Gujarati Language Model (GPT-2 Small)

This is a compact Gujarati language model based on the GPT-2 architecture. It has been trained from scratch on a dataset of Gujarati headlines to demonstrate language modeling capabilities in low-resource settings.

Model Description

Architecture: GPT-2 (Decoder-only Transformer)
Model Size: ~52 Million Parameters
Context Window: 256 tokens
Vocabulary Size: 64,000
Tokenizer: SentencePiece (Unigram)
Training Framework: Hugging Face Transformers & Tokenizers

Intended Use

This model is intended for:

Text generation in Gujarati.
Educational purposes to understand LLM training from scratch.
Fine-tuning on specific Gujarati downstream tasks.

Note: Due to the small model size and limited training data (headlines), the generated text may not always be coherent for long paragraphs.

How to Use

You can use this model directly with the Hugging Face pipeline or AutoModel classes.

Using Pipeline

from transformers import pipeline

generator = pipeline("text-generation", model="Naman0807/gujarati-lm")
prompt = "સરકાર"
output = generator(prompt, max_length=50, num_return_sequences=1)

print(output[0]['generated_text'])

Using Model and Tokenizer

from transformers import AutoTokenizer, AutoModelForCausalLM

tokenizer = AutoTokenizer.from_pretrained("Naman0807/gujarati-lm")
model = AutoModelForCausalLM.from_pretrained("Naman0807/gujarati-lm")

input_text = "ગુજરાત રાજ્ય"
input_ids = tokenizer.encode(input_text, return_tensors="pt")

output = model.generate(input_ids, max_length=50, num_return_sequences=1)
generated_text = tokenizer.decode(output[0], skip_special_tokens=True)

print(generated_text)

Training Data

The model was trained on a dataset of Gujarati news headlines.

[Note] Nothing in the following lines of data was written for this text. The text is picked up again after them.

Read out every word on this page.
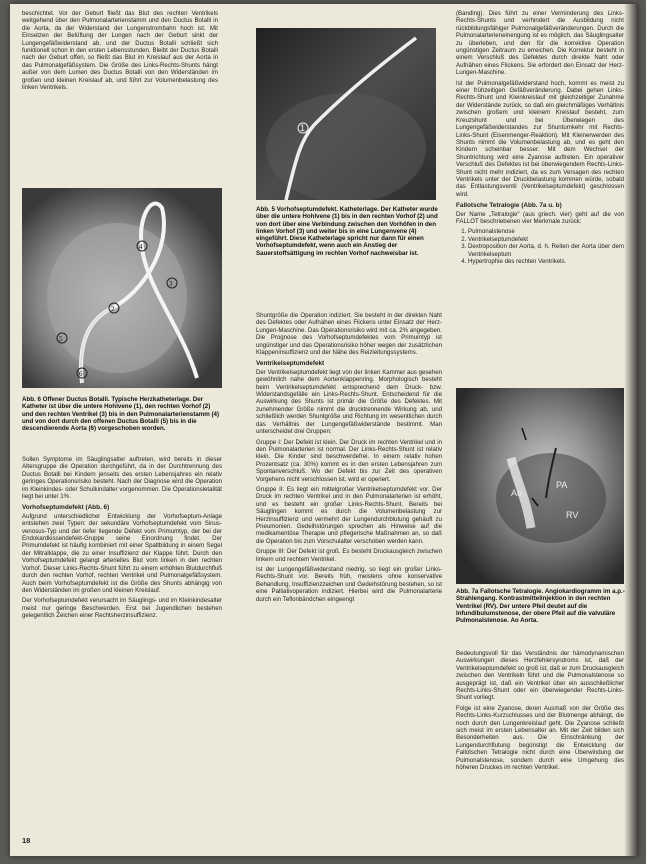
beschichtet. Vor der Geburt fließt das Blut des rechten Ventrikels weitgehend über den Pulmonalarterienstamm und den Ductus Botalli in die Aorta, da der Widerstand der Lungenstrombahn hoch ist. Mit Einsetzen der Belüftung der Lungen nach der Geburt sinkt der Lungengefäßwiderstand ab, und der Ductus Botalli schließt sich funktionell schon in den ersten Lebensstunden. Bleibt der Ductus Botalli nach der Geburt offen, so fließt das Blut im Kreislauf aus der Aorta in das Pulmonalgefäßsystem. Die Größe des Links-Rechts-Shunts hängt außer von dem Lumen des Ductus Botalli von den Widerständen im großen und kleinen Kreislauf ab, und führt zur Volumenbelastung des linken Ventrikels.

2
3
4
5
6
Abb. 6 Offener Ductus Botalli. Typische Herzkatheterlage. Der Katheter ist über die untere Hohlvene (1), den rechten Vorhof (2) und den rechten Ventrikel (3) bis in den Pulmonalarterienstamm (4) und von dort durch den offenen Ductus Botalli (5) bis in die descendierende Aorta (6) vorgeschoben worden.

Sollen Symptome im Säuglingsalter auftreten, wird bereits in dieser Altersgruppe die Operation durchgeführt, da in der Durchtrennung des Ductus Botalli bei Kindern jenseits des ersten Lebensjahres ein relativ geringes Operationsrisiko besteht. Nach der Diagnose wird die Operation im Kleinkindes- oder Schulkindalter vorgenommen. Die Operationsletalität liegt bei unter 1%.

Vorhofseptumdefekt (Abb. 6)

Aufgrund unterschiedlicher Entwicklung der Vorhofseptum-Anlage entstehen zwei Typen: der sekundäre Vorhofseptumdefekt vom Sinus-venosus-Typ und der tiefer liegende Defekt vom Primumtyp, der bei der Endokardkissendefekt-Gruppe seine Einordnung findet. Der Primumdefekt ist häufig kombiniert mit einer Spaltbildung in einem Segel der Mitralklappe, die zu einer Insuffizienz der Klappe führt. Durch den Vorhofseptumdefekt gelangt arterielles Blut vom linken in den rechten Vorhof. Dieser Links-Rechts-Shunt führt zu einem erhöhten Blutdurchfluß durch den rechten Vorhof, rechten Ventrikel und Pulmonalgefäßsystem. Auch beim Vorhofseptumdefekt ist die Größe des Shunts abhängig von den Widerständen im großen und kleinen Kreislauf.

Der Vorhofseptumdefekt verursacht im Säuglings- und im Kleinkindesalter meist nur geringe Beschwerden. Erst bei Jugendlichen bestehen gelegentlich Zeichen einer Rechtsherzinsuffizienz.

18
1
Abb. 5 Vorhofseptumdefekt. Katheterlage. Der Katheter wurde über die untere Hohlvene (1) bis in den rechten Vorhof (2) und von dort über eine Verbindung zwischen den Vorhöfen in den linken Vorhof (3) und weiter bis in eine Lungenvene (4) eingeführt. Diese Katheterlage spricht nur dann für einen Vorhofseptumdefekt, wenn auch ein Anstieg der Sauerstoffsättigung im rechten Vorhof nachweisbar ist.

Shuntgröße die Operation indiziert. Sie besteht in der direkten Naht des Defektes oder Aufnähen eines Flickens unter Einsatz der Herz-Lungen-Maschine. Das Operationsrisiko wird mit ca. 2% angegeben. Die Prognose des Vorhofseptumdefektes vom Primumtyp ist ungünstiger und das Operationsrisiko höher wegen der zusätzlichen Klappeninsuffizienz und der Nähe des Reizleitungssystems.

Ventrikelseptumdefekt

Der Ventrikelseptumdefekt liegt von der linken Kammer aus gesehen gewöhnlich nahe dem Aortenklappenring. Morphologisch besteht beim Ventrikelseptumdefekt entsprechend dem Druck- bzw. Widerstandsgefälle ein Links-Rechts-Shunt. Entscheidend für die Auswirkung des Shunts ist primär die Größe des Defektes. Mit zunehmender Größe nimmt die drucktrennende Wirkung ab, und schließlich werden Shuntgröße und Richtung im wesentlichen durch das Verhältnis der Lungengefäßwiderstände bestimmt. Man unterscheidet drei Gruppen:

Gruppe I: Der Defekt ist klein. Der Druck im rechten Ventrikel und in den Pulmonalarterien ist normal. Der Links-Rechts-Shunt ist relativ klein. Die Kinder sind beschwerdefrei. In einem relativ hohen Prozentsatz (ca. 30%) kommt es in den ersten Lebensjahren zum Spontanverschluß. Wo der Defekt bis zur Zeit des operativen Vorgehens nicht verschlossen ist, wird er operiert.

Gruppe II: Es liegt ein mittelgroßer Ventrikelseptumdefekt vor. Der Druck im rechten Ventrikel und in den Pulmonalarterien ist erhöht, und es besteht ein großer Links-Rechts-Shunt. Bereits bei Säuglingen kommt es durch die Volumenbelastung zur Herzinsuffizienz und vermehrt der Lungendurchblutung gehäuft zu Pneumonien. Gedeihstörungen sprechen als Hinweise auf die medikamentöse Therapie und pflegerische Maßnahmen an, so daß die Operation bis zum Vorschulalter verschoben werden kann.

Gruppe III: Der Defekt ist groß. Es besteht Druckausgleich zwischen linkem und rechtem Ventrikel.

Ist der Lungengefäßwiderstand niedrig, so liegt ein großer Links-Rechts-Shunt vor. Bereits früh, meistens ohne konservative Behandlung, Insuffizienzzeichen und Gedeihstörung bestehen, so ist eine Palliativoperation indiziert. Hierbei wird die Pulmonalarterie durch ein Teflonbändchen eingeengt

(Banding). Dies führt zu einer Verminderung des Links-Rechts-Shunts und verhindert die Ausbildung nicht rückbildungsfähiger Pulmonalgefäßveränderungen. Durch die Pulmonalarterieneinengung ist es möglich, das Säuglingsalter zu überleben, und den für die korrektive Operation ungünstigen Zeitraum zu erreichen. Die Korrektur besteht in einem Verschluß des Defektes durch direkte Naht oder Aufnähen eines Flickens. Sie erfordert den Einsatz der Herz-Lungen-Maschine.

Ist der Pulmonalgefäßwiderstand hoch, kommt es meist zu einer frühzeitigen Gefäßveränderung. Dabei gehen Links-Rechts-Shunt und Kleinkreislauf mit gleichzeitiger Zunahme der Widerstände zurück, so daß ein gleichmäßiges Verhältnis zwischen großem und kleinem Kreislauf besteht, zum Kreuzshunt und bei Überwiegen des Lungengefäßwiderstandes zur Shuntumkehr mit Rechts-Links-Shunt (Eisenmenger-Reaktion). Mit Kleinerwerden des Shunts nimmt die Volumenbelastung ab, und es geht den Kindern scheinbar besser. Mit dem Wechsel der Shuntrichtung wird eine Zyanose auftreten. Ein operativer Verschluß des Defektes ist bei überwiegendem Rechts-Links-Shunt nicht mehr indiziert, da es zum Versagen des rechten Ventrikels unter der Druckbelastung kommen würde, sobald das Entlastungsventil (Ventrikelseptumdefekt) geschlossen wird.

Fallotsche Tetralogie (Abb. 7a u. b)

Der Name „Tetralogie“ (aus griech. vier) geht auf die von FALLOT beschriebenen vier Merkmale zurück:

1. Pulmonalstenose
2. Ventrikelseptumdefekt
3. Dextroposition der Aorta, d. h. Reiten der Aorta über dem Ventrikelseptum
4. Hypertrophie des rechten Ventrikels.
Ao
PA
RV
Abb. 7a Fallotsche Tetralogie. Angiokardiogramm im a.p.-Strahlengang. Kontrastmittelinjektion in den rechten Ventrikel (RV). Der untere Pfeil deutet auf die Infundibulumstenose, der obere Pfeil auf die valvuläre Pulmonalstenose. Ao Aorta.

Bedeutungsvoll für das Verständnis der hämodynamischen Auswirkungen dieses Herzfehlersyndroms ist, daß der Ventrikelseptumdefekt so groß ist, daß er zum Druckausgleich zwischen den Ventrikeln führt und die Pulmonalstenose so ausgeprägt ist, daß ein Ventrikel über ein ausschließlicher Rechts-Links-Shunt oder ein überwiegender Rechts-Links-Shunt vorliegt.

Folge ist eine Zyanose, deren Ausmaß von der Größe des Rechts-Links-Kurzschlusses und der Blutmenge abhängt, die noch durch den Lungenkreislauf geht. Die Zyanose schließt sich meist im ersten Lebensalter an. Mit der Zeit bilden sich Besonderheiten aus. Die Einschränkung der Lungendurchflutung begünstigt die Entwicklung der Fallotschen Tetralogie nicht durch eine Überwindung der Pulmonalstenose, sondern durch eine Umgehung des höheren Druckes im rechten Ventrikel.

Source: Custom CSV dataset (train.csv, valid.csv)
Content: News headlines and short text snippets.
Preprocessing: Text was normalized using NFKC and tokenized using a custom SentencePiece tokenizer trained on the corpus.

Training Procedure

Hyperparameters

Epochs: 5
Batch Size: 8
Learning Rate: 5e-4
Weight Decay: 0.01
Optimizer: AdamW
Scheduler: Linear decay
Precision: Mixed Precision (FP16)

Model Configuration

GPT2Config(
    vocab_size=64000,
    n_positions=256,
    n_ctx=256,
    n_embd=512,
    n_layer=6,
    n_head=8
)

Limitations

Context Length: The model has a short context window of 256 tokens, limiting its ability to generate long, coherent articles.
Dataset Bias: Trained primarily on headlines, so the style is terse and news-oriented.
Size: As a "compact" model (6 layers, 512 hidden dim), it lacks the reasoning capabilities of larger LLMs.